4. Considérant qu'il ressort de l'arrêt attaqué que la cour a estimé que la responsabilité de la commune de Champagne-sur-Seine était engagée sur le terrain du défaut d'entretien normal de la voirie communale ; que si, à cet égard, les juges d'appel ont relevé l'insuffisance de la signalisation dont était affectée celle-ci, ils ont pu sans erreur de droit regarder cette insuffisance de la signalisation comme étant constitutive d'un défaut d'entretien normal de la voirie communale ; que, dès lors que la cour n'a pas retenu à l'encontre de la commune de Champagne-sur-Seine une quelconque faute dans l'exercice des pouvoirs de police du maire, le moyen tiré de ce que la cour aurait commis une erreur de droit en ne recherchant pas si pouvait être reprochée à la commune de Champagne-sur-Seine une faute lourde dans l'exercice de tels pouvoirs de police ne peut qu'être écarté ;

5. Considérant que le maître d'un ouvrage public ne peut invoquer, vis-à-vis d'une victime ayant la qualité de tiers par rapport à l'ouvrage, le fait d'un tiers que lorsqu'il se trouve privé de la possibilité d'exercer un recours en garantie contre ce dernier ; qu'en relevant que la commune de Champagne-sur-Seine pouvait exercer une action récursoire contre la SNCF et contre le chauffeur du véhicule tiers ayant empêché le véhicule lourd de la société SCREG Ile-de-France Normandie d'achever sa manoeuvre, et en en déduisant que l'invocation de la responsabilité éventuellement encourue par des tiers n'était pas de nature à atténuer la responsabilité de la commune de Champagne-sur-Seine, la cour n'a pas commis d'erreur de droit ;

6. Considérant qu'il résulte de ce qui précède que le pourvoi de la commune de Champagne-sur-Seine doit être rejeté, y compris ses conclusions présentées au titre des dispositions de l'article L. 761-1 du code de justice administrative ;

Sur le pourvoi provoqué de la société Colas Ile-de-France :

7. Considérant que le rejet, par la présente décision, du pourvoi principal de la commune de Champagne-sur-Seine n'entraine aucune aggravation de la situation de la société Colas Ile-de-France Normandie, dès lors que la commune demeure condamnée à lui verser l'intégralité de l'indemnité mise à la charge de celle-ci par la cour administrative d'appel de Paris ; que, dès lors, les conclusions du pourvoi provoqué par lequel la société Colas Ile-de-France Normandie demande l'annulation de l'arrêt attaqué, en tant que la cour a écarté la responsabilité du département de Seine-et-Marne, sont irrecevables ;

Sur les conclusions présentées au titre des dispositions de l'article L. 761-1 du code de justice administrative

8. Considérant qu'il y a lieu, dans les circonstances de l'espèce, de mettre à la charge de la commune de Champagne-sur-Seine la somme de 2 000 euros à verser au département de Seine-et-Marne, au titre de ces dispositions ainsi qu'une somme de 2 000 euros à verser à la société Colas Ile-de-France Normandie ;

9. Considérant qu'il y a lieu, dans les circonstances de l'espèce, de mettre à la charge de la société Colas Ile-de-France Normandie le versement au département de Seine-et-Marne de la somme de 2 000 euros à verser au département de Seine-et-Marne ; que ces mêmes dispositions font obstacle à ce que la somme demandée au même titre par la société Colas Ile-de-France Normandie soit à la charge du département de Seine-et-Marne qui n'est pas, dans la présente instance, la partie perdante ;

D E C I D E :

--------------

Article 1er : Le pourvoi de la commune de Champagne-sur-Seine est rejeté.

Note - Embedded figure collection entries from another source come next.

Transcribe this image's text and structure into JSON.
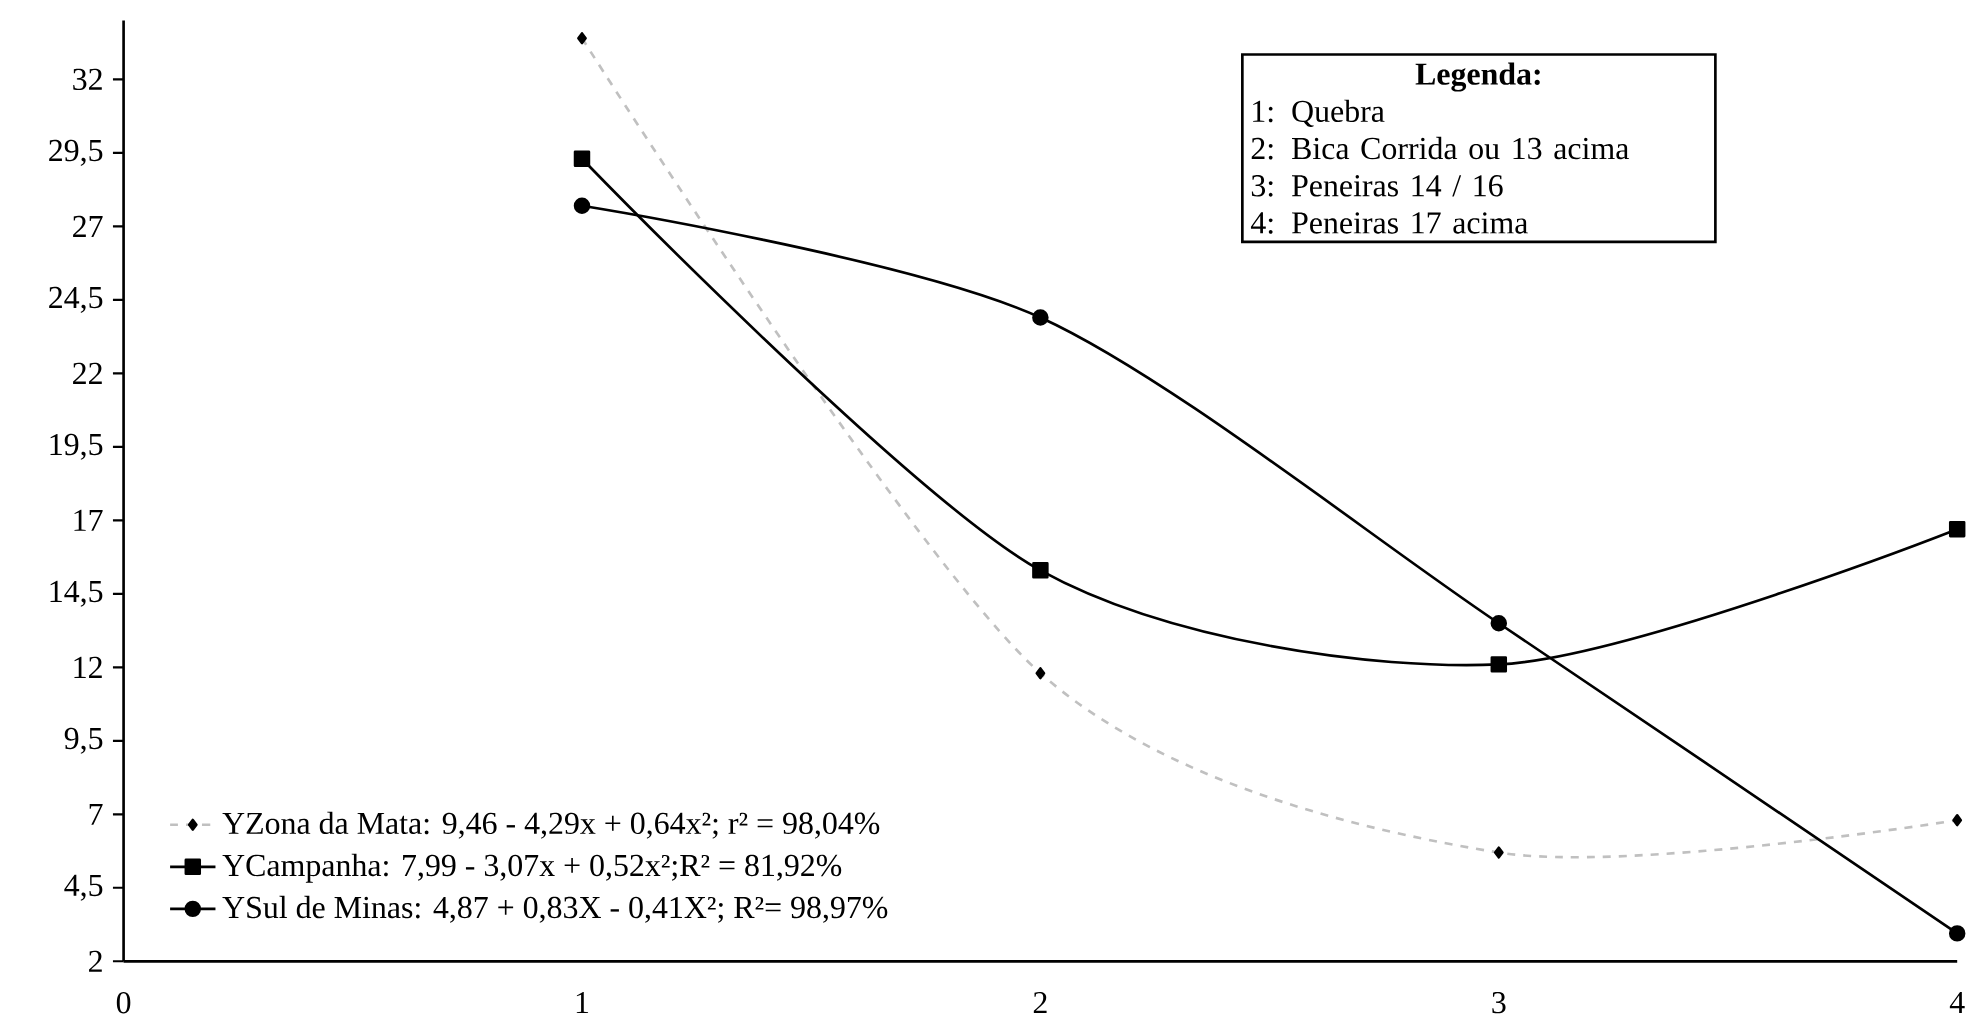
{
  "chart_data": {
    "type": "line",
    "x": [
      1,
      2,
      3,
      4
    ],
    "xlim": [
      0,
      4
    ],
    "xticks": [
      0,
      1,
      2,
      3,
      4
    ],
    "ylim": [
      2,
      34
    ],
    "yticks": [
      2,
      {
        "value": 4.5,
        "label": "4,5"
      },
      7,
      {
        "value": 9.5,
        "label": "9,5"
      },
      12,
      {
        "value": 14.5,
        "label": "14,5"
      },
      17,
      {
        "value": 19.5,
        "label": "19,5"
      },
      22,
      {
        "value": 24.5,
        "label": "24,5"
      },
      27,
      {
        "value": 29.5,
        "label": "29,5"
      },
      32
    ],
    "series": [
      {
        "name": "YZona da Mata: 9,46 - 4,29x + 0,64x²; r² = 98,04%",
        "color": "#c0c0c0",
        "marker": "diamond",
        "line_style": "dashed",
        "values": [
          33.4,
          11.8,
          5.7,
          6.8
        ]
      },
      {
        "name": "YCampanha: 7,99 - 3,07x + 0,52x²;R² = 81,92%",
        "color": "#000000",
        "marker": "square",
        "line_style": "solid",
        "values": [
          29.3,
          15.3,
          12.1,
          16.7
        ]
      },
      {
        "name": "YSul de Minas: 4,87 + 0,83X - 0,41X²; R²= 98,97%",
        "color": "#000000",
        "marker": "circle",
        "line_style": "solid",
        "values": [
          27.7,
          23.9,
          13.5,
          2.95
        ]
      }
    ],
    "legend": "bottom left",
    "grid": false,
    "annotations": [
      "Legenda:",
      "1: Quebra",
      "2: Bica Corrida ou 13 acima",
      "3: Peneiras 14 / 16",
      "4: Peneiras 17 acima"
    ]
  }
}
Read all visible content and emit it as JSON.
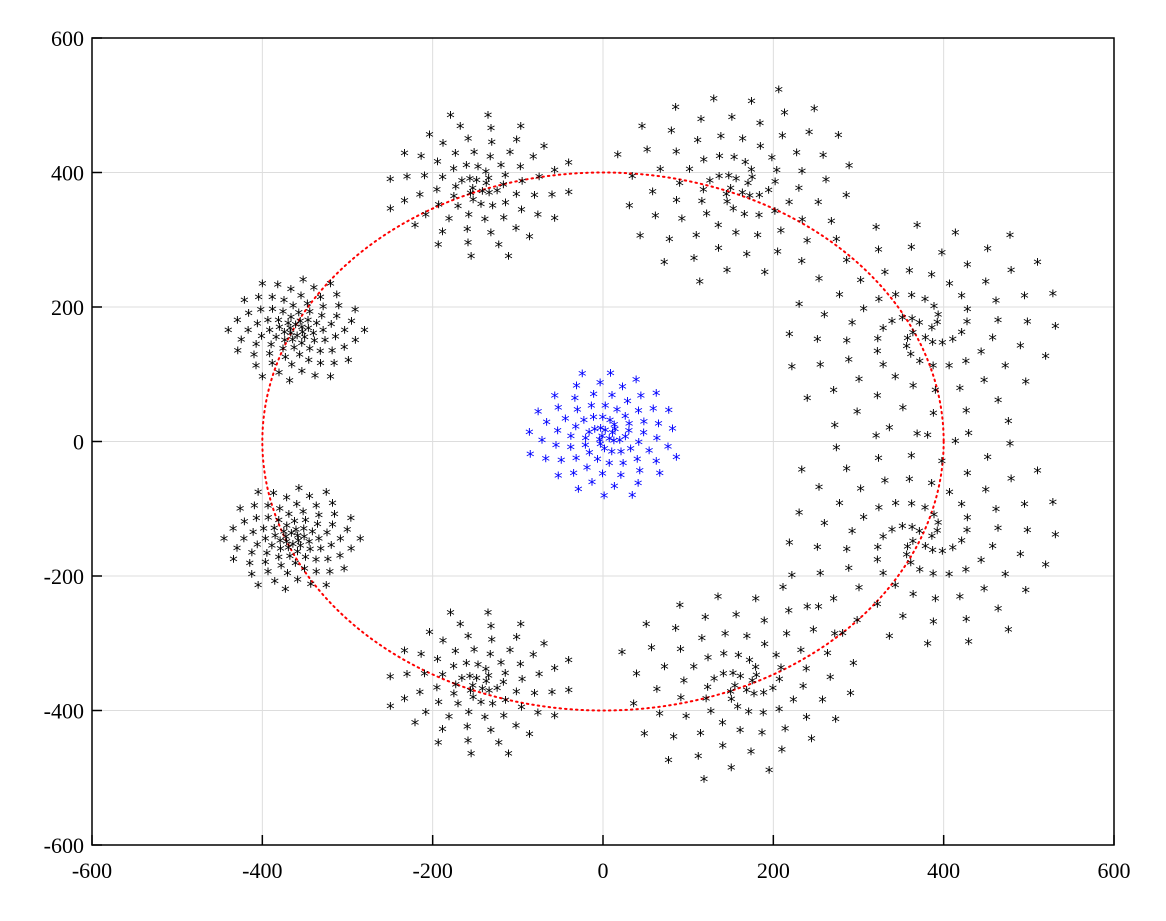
{
  "chart_data": {
    "type": "scatter",
    "title": "",
    "xlabel": "",
    "ylabel": "",
    "xlim": [
      -600,
      600
    ],
    "ylim": [
      -600,
      600
    ],
    "grid": true,
    "xticks": [
      -600,
      -400,
      -200,
      0,
      200,
      400,
      600
    ],
    "yticks": [
      -600,
      -400,
      -200,
      0,
      200,
      400,
      600
    ],
    "xtick_labels": [
      "-600",
      "-400",
      "-200",
      "0",
      "200",
      "400",
      "600"
    ],
    "ytick_labels": [
      "-600",
      "-400",
      "-200",
      "0",
      "200",
      "400",
      "600"
    ],
    "marker": "*",
    "colors": {
      "center_cluster": "#0000ff",
      "orbit_clusters": "#000000",
      "orbit_path": "#ff0000",
      "grid": "#dddddd"
    },
    "orbit_circle": {
      "center": [
        0,
        0
      ],
      "radius": 400,
      "style": "dotted",
      "color": "#ff0000"
    },
    "central_spiral": {
      "center": [
        5,
        10
      ],
      "radius": 95,
      "points": 90,
      "arms": 4,
      "twist": 2.6,
      "color": "#0000ff"
    },
    "spirals": [
      {
        "center": [
          -360,
          165
        ],
        "radius": 80,
        "points": 90,
        "arms": 6,
        "twist": 3.0
      },
      {
        "center": [
          -145,
          380
        ],
        "radius": 110,
        "points": 80,
        "arms": 4,
        "twist": 2.6
      },
      {
        "center": [
          160,
          380
        ],
        "radius": 150,
        "points": 85,
        "arms": 4,
        "twist": 2.4
      },
      {
        "center": [
          375,
          165
        ],
        "radius": 175,
        "points": 95,
        "arms": 4,
        "twist": 2.3
      },
      {
        "center": [
          375,
          -145
        ],
        "radius": 175,
        "points": 95,
        "arms": 4,
        "twist": 2.3
      },
      {
        "center": [
          165,
          -360
        ],
        "radius": 150,
        "points": 85,
        "arms": 4,
        "twist": 2.4
      },
      {
        "center": [
          -145,
          -360
        ],
        "radius": 110,
        "points": 80,
        "arms": 4,
        "twist": 2.6
      },
      {
        "center": [
          -365,
          -145
        ],
        "radius": 80,
        "points": 90,
        "arms": 6,
        "twist": 3.0
      }
    ]
  }
}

Article 2 : Le pourvoi provoqué de la société Colas Ile-de-France est rejeté.

Article 3 : La commune de Champagne-sur-Seine versera une somme de 2 000 euros au département de Seine-et-Marne au titre des dispositions de l'article L. 761-1 du code de justice administrative.

Article 4 : La commune de Champagne-sur-Seine versera une somme de 2 000 euros à la société Colas Ile-de-France au titre des dispositions de l'article L. 761-1 du code de justice administrative.

Article 5 : La société Colas Ile-de-France versera une somme de 2 000 euros au département de Seine-et-Marne au titre des dispositions de l'article L. 761-1 du code de justice administrative.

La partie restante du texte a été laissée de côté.